Diversity series features films

The Office of Affirmative Action’s Diversity Dialogue Film Series continues this month with facilitated conversations on films, which are open to the public.

Religious Diversity in the United States, featuring the film America’s New Religious Landscape, 11:30 a.m.-1 p.m. Nov. 5, River Room 1, IMU.

Native American Heritage Month, with the film, In Whose Honor? American Indian Mascots in Sports, 4-5:30 p.m. Nov. 13, Latino Native American Cultural Center, 308 Melrose Ave.

Racial Difference Through Students’ Eyes, with the film Skin Deep: College Students Confronting Racism, 5-6:30 p.m. Nov. 20, Hoover Room, IMU.

Who Brings Food to Our Tables? The film is Ties That Bind: Immigration Stories, 11:30 a.m.-1 p.m. Nov. 26 in The Cottage Bakery and Café, 14 S. Linn St., mezzanine level.

Historian of women’s role to speak

Gerda Lerner, Ida Beam distinguished visiting professor and a pioneer in the study of women’s history, will speak on “Archives and women’s history" from 8-10 p.m. Nov. 15 in Shambaugh Auditorium, Main Library.
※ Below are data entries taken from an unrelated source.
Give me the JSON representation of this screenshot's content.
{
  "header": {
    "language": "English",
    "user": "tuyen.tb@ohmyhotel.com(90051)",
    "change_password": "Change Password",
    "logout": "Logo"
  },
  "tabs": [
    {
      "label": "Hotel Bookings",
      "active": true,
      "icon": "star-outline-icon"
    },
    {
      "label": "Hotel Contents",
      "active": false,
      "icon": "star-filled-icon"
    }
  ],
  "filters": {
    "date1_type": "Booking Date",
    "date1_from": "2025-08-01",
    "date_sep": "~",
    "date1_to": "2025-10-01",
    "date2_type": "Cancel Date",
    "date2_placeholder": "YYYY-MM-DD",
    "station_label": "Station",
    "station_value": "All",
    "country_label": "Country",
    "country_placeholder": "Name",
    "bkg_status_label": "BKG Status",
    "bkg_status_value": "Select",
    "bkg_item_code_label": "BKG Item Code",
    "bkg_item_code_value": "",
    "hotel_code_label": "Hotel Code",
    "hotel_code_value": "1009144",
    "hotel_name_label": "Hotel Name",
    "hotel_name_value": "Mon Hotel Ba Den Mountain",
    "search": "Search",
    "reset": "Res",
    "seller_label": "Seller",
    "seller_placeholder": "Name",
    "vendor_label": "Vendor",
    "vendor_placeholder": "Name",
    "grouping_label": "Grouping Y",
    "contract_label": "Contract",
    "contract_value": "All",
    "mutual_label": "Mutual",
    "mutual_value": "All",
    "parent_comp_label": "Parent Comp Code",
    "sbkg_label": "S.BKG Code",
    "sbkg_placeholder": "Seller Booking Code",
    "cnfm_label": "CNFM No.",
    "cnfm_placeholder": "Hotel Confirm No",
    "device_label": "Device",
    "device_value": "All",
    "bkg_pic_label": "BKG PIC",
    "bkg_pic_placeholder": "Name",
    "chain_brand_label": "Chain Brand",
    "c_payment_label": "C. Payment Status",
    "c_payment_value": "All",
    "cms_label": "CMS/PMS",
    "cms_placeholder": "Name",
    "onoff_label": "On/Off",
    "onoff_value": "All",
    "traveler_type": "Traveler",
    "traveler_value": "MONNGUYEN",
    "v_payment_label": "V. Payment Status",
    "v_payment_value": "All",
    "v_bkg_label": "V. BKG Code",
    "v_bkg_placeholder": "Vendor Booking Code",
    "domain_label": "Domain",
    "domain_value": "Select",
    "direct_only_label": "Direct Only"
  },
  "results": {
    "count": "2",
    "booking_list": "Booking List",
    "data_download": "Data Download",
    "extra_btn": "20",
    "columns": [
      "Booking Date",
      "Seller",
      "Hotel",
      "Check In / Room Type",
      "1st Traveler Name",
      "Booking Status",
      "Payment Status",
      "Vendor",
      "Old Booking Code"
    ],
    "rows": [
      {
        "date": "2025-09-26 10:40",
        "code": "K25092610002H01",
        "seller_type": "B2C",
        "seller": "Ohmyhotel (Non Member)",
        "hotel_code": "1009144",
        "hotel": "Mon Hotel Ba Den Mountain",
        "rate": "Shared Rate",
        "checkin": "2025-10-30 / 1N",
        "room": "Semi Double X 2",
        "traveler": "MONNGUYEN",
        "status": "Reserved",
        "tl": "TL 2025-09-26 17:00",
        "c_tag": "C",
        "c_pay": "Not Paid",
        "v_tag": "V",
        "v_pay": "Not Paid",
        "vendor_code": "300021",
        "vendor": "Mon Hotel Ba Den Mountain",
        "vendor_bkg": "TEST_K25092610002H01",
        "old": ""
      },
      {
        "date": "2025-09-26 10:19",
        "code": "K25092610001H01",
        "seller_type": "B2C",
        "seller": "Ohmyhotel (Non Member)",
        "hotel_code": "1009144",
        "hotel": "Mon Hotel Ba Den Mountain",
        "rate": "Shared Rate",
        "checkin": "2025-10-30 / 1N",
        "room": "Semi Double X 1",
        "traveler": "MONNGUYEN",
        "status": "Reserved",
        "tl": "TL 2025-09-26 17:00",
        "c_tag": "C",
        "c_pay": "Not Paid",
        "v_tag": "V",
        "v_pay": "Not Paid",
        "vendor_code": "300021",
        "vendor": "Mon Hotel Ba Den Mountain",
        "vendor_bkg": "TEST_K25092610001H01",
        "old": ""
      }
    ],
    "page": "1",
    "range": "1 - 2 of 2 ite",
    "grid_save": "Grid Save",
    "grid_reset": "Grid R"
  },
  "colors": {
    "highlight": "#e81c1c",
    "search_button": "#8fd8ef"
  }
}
Currently professor emerita of history at the Universfity of Wisconsin at Madison, Lerner is the author of Fireweed, A Political History and the best-seller, Why History Matters. She has challenged long-held assumptions about women and their place in history. A native of Vienna, Austria, she was the only member of her Jewish family to reach America in 1938 as they fled the Nazi rise to power.

The symposium, “Making women’s history,” celebrates the 10th anniversary of the founding of the University of Iowa Women’s Archives.

Political science students to survey polling places

You have a one-in-four chance of being asked to participate in an exit poll if you vote Nov. 5 at selected polling places in Iowa City and Coralville.

A group of University political science students will conduct an exit poll measuring voters’ perceptions of government corruption and opinions regarding selected local issues.

Students in the Political Campaigning course taught by David Redlawsk, assistant professor of political science, will work in shifts at 14 polling places. They will ask every fourth voter leaving the polls to fill out a brief questionnaire and place it anonymously in a cardboard ballot box. Redlawsk estimates the poll will take voters no more than 10 minutes to complete.

“This is a great opportunity for students to get out into the community and perform a valuable service, and at the same time learn about local politics firsthand,” he said. “We hope voters will be willing to take a few minutes to participate in this project.”

The poll is a follow-up to a 2000 poll conducted in Iowa City and eight other cities examining voters’ attitudes toward political corruption. It also will contain questions on local issues.